Patty Domain, a 17-year-old girl with mental health problems who has been in a maximum-security lockup for teen-age girls since November, will remain there for the next four months and receive regular counseling, her mother said.
At a hearing yesterday, Allegheny County Common Pleas Judge Kathleen Mulligan ordered the Danville Center for Adolescent Females in Montour County to keep Domain and provide her with weekly therapy sessions, said Domain's mother, Sylvia Forshey, 41, of Troy Hill.
Forshey contends that Danville Center officials provided counseling sessions only five times in the last eight months for her daughter, who was sent to the jail after being rejected by privately run residential treatment programs because of her aggressive, occasionally suicidal behavior and her pattern of running away from other facilities.

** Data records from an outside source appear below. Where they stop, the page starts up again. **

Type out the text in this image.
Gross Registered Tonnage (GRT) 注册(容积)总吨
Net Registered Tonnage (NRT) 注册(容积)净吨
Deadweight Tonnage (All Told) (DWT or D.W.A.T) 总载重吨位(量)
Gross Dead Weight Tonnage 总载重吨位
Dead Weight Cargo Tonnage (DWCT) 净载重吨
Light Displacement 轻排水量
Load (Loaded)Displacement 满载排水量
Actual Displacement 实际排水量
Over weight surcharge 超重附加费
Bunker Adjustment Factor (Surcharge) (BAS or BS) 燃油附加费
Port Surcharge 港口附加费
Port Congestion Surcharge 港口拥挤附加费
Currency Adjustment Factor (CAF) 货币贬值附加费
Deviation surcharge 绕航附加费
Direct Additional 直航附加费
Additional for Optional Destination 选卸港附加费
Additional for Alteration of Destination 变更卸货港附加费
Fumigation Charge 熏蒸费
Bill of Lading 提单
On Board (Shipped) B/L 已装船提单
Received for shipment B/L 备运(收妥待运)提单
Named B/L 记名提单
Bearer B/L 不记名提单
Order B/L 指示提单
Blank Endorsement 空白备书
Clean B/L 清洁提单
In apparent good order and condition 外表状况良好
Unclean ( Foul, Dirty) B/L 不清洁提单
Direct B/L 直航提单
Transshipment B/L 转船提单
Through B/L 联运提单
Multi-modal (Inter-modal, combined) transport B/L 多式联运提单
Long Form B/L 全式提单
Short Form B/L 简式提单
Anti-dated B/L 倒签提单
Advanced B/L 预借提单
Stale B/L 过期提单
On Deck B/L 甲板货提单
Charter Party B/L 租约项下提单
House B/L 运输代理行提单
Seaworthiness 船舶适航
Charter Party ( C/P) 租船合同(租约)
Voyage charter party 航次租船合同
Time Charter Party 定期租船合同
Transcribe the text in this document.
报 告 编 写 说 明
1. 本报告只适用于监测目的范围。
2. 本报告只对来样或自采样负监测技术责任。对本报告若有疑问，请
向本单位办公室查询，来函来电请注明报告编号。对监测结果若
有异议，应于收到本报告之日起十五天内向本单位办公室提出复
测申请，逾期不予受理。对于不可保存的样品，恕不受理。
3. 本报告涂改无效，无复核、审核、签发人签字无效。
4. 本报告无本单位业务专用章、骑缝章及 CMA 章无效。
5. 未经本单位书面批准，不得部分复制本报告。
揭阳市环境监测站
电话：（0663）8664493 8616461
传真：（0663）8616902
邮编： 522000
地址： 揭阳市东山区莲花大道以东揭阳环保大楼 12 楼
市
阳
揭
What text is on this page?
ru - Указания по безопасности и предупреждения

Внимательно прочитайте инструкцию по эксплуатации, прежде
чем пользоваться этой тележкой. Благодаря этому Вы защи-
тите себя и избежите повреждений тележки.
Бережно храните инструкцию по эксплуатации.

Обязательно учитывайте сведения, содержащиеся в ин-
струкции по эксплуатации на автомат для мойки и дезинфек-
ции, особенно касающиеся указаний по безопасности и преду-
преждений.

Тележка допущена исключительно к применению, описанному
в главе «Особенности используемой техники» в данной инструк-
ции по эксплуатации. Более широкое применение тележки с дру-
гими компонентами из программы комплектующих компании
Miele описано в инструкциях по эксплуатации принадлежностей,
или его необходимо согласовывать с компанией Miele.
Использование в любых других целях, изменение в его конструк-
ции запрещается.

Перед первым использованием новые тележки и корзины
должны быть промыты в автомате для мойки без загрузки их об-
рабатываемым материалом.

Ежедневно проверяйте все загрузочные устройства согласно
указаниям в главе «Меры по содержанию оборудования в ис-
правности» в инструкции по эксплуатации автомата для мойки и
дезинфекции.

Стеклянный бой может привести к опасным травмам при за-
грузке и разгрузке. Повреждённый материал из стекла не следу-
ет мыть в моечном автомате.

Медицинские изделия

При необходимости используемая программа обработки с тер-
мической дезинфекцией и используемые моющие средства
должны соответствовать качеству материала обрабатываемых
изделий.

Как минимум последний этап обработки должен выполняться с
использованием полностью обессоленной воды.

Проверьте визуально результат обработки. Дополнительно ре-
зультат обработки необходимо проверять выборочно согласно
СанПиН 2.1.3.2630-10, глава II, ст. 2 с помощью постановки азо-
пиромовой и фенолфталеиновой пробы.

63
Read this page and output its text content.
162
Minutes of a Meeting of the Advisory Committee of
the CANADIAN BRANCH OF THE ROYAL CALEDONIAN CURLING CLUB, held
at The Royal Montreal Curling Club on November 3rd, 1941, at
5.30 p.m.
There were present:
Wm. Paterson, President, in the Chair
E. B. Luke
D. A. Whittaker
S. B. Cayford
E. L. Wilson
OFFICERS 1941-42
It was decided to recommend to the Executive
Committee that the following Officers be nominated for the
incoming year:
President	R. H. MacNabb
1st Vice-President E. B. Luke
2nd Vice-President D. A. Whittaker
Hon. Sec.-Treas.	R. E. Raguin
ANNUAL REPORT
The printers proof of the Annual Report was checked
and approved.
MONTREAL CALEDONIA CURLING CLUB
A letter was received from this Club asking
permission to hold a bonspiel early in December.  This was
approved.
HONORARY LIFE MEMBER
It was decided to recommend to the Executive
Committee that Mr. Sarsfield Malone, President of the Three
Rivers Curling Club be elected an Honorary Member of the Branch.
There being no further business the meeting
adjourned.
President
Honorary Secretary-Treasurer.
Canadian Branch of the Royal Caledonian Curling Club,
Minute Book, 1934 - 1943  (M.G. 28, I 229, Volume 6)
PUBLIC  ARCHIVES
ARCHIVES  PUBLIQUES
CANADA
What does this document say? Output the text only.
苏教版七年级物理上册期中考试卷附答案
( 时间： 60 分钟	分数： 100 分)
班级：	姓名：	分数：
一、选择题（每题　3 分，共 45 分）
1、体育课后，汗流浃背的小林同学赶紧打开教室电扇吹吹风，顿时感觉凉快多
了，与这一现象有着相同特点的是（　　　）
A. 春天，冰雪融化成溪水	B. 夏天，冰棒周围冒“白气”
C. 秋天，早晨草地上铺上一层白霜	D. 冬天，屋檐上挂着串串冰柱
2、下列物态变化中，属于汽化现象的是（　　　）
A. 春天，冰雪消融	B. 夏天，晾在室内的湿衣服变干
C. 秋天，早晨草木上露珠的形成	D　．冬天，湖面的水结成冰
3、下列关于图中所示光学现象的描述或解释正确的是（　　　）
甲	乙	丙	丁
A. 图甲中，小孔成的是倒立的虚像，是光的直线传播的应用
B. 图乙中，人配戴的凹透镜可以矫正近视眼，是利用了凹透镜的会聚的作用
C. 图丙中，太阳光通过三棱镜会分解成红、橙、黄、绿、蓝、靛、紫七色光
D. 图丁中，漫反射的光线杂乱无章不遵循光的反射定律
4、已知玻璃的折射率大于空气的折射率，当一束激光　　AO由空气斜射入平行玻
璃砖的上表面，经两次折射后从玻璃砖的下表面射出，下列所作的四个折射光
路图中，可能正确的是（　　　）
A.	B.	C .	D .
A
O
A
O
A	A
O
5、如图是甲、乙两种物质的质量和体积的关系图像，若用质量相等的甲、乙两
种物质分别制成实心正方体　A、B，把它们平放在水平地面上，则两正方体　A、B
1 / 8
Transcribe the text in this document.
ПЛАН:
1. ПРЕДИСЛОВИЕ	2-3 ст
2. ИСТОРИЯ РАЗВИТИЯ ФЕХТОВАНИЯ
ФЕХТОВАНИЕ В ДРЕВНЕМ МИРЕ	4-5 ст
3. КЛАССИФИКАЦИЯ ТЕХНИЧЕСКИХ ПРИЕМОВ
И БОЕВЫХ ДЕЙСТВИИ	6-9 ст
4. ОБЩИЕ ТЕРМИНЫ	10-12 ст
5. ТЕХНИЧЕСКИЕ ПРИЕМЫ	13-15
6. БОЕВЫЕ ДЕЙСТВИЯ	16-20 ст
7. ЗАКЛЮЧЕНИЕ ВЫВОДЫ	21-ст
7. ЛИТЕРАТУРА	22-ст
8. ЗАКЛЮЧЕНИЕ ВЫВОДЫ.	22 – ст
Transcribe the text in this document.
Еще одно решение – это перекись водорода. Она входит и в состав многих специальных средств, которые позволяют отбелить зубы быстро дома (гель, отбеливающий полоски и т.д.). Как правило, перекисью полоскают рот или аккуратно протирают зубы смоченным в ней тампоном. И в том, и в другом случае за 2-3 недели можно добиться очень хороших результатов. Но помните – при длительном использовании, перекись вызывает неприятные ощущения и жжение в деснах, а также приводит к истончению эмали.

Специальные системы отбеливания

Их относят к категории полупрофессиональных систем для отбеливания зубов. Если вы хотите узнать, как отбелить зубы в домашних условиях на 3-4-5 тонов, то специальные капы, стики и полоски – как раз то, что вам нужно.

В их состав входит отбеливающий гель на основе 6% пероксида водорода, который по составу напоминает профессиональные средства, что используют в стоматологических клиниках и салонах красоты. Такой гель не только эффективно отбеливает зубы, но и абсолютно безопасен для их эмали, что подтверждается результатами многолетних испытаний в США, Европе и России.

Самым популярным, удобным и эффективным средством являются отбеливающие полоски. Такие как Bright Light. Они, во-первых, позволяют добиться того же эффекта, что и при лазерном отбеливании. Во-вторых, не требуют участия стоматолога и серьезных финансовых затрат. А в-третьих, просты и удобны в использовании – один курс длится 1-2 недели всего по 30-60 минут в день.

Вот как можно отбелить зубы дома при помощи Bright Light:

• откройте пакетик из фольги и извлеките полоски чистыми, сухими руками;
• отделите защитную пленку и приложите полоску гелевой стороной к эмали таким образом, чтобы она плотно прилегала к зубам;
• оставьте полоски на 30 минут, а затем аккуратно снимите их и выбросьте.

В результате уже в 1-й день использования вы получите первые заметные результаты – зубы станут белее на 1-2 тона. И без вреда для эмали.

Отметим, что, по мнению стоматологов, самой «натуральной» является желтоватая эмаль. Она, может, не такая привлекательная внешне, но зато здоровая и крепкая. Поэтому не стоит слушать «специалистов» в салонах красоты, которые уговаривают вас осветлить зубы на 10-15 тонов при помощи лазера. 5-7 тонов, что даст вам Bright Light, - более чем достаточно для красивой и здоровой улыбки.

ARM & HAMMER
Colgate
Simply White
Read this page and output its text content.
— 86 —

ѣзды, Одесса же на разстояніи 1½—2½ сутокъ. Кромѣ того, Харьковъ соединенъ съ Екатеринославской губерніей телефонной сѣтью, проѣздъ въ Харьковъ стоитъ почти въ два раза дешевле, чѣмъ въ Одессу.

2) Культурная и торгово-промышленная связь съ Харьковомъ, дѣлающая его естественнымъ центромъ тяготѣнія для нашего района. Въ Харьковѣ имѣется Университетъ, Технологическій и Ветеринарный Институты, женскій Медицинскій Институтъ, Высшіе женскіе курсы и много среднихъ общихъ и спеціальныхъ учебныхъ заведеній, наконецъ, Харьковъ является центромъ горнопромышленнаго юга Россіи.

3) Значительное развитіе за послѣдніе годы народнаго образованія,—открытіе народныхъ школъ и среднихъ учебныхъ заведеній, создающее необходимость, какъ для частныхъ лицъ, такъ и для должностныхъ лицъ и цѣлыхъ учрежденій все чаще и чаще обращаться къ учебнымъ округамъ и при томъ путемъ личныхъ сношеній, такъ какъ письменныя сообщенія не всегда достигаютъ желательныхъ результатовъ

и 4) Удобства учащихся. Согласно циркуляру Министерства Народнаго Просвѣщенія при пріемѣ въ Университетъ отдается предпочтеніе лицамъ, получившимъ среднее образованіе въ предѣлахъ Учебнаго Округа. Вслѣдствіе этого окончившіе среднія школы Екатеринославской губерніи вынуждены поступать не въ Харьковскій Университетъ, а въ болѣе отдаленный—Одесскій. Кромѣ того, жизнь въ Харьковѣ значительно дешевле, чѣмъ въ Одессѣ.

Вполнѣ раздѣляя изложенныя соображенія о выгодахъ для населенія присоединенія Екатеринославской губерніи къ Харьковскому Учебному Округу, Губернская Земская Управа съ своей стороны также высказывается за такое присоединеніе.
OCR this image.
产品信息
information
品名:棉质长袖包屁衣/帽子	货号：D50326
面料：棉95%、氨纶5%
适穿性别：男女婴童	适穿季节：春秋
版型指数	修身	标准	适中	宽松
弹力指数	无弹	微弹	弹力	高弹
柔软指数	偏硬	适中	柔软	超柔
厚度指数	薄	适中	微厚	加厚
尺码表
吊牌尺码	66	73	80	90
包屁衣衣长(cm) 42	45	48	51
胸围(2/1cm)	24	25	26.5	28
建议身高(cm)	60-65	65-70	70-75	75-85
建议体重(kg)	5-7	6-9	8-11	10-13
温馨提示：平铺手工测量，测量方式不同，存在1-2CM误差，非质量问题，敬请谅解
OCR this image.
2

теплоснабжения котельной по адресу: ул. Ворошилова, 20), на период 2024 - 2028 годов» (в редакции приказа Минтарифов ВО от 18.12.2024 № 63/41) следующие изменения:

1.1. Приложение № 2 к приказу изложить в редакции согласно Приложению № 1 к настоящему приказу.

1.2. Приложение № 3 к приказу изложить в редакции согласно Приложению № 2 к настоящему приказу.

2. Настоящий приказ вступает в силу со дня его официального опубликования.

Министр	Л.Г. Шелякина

Domain's sole recorded delinquency is for simple assault, a misdemeanor.
"If [Danville Center officials] want to keep her, that's fine as long as they get her the help she needs. I just hope they keep their promise," said Forshey, who had initially sought the release of her daughter, who turns 18 Saturday, so she could care for her and enroll Domain in a mental health program.
Domain's case was detailed Sunday, following a four-part series in the Post-Gazette July 15-18 that described how mentally ill teens throughout the nation are often trapped in the juvenile justice system because there are not enough therapy programs to treat them.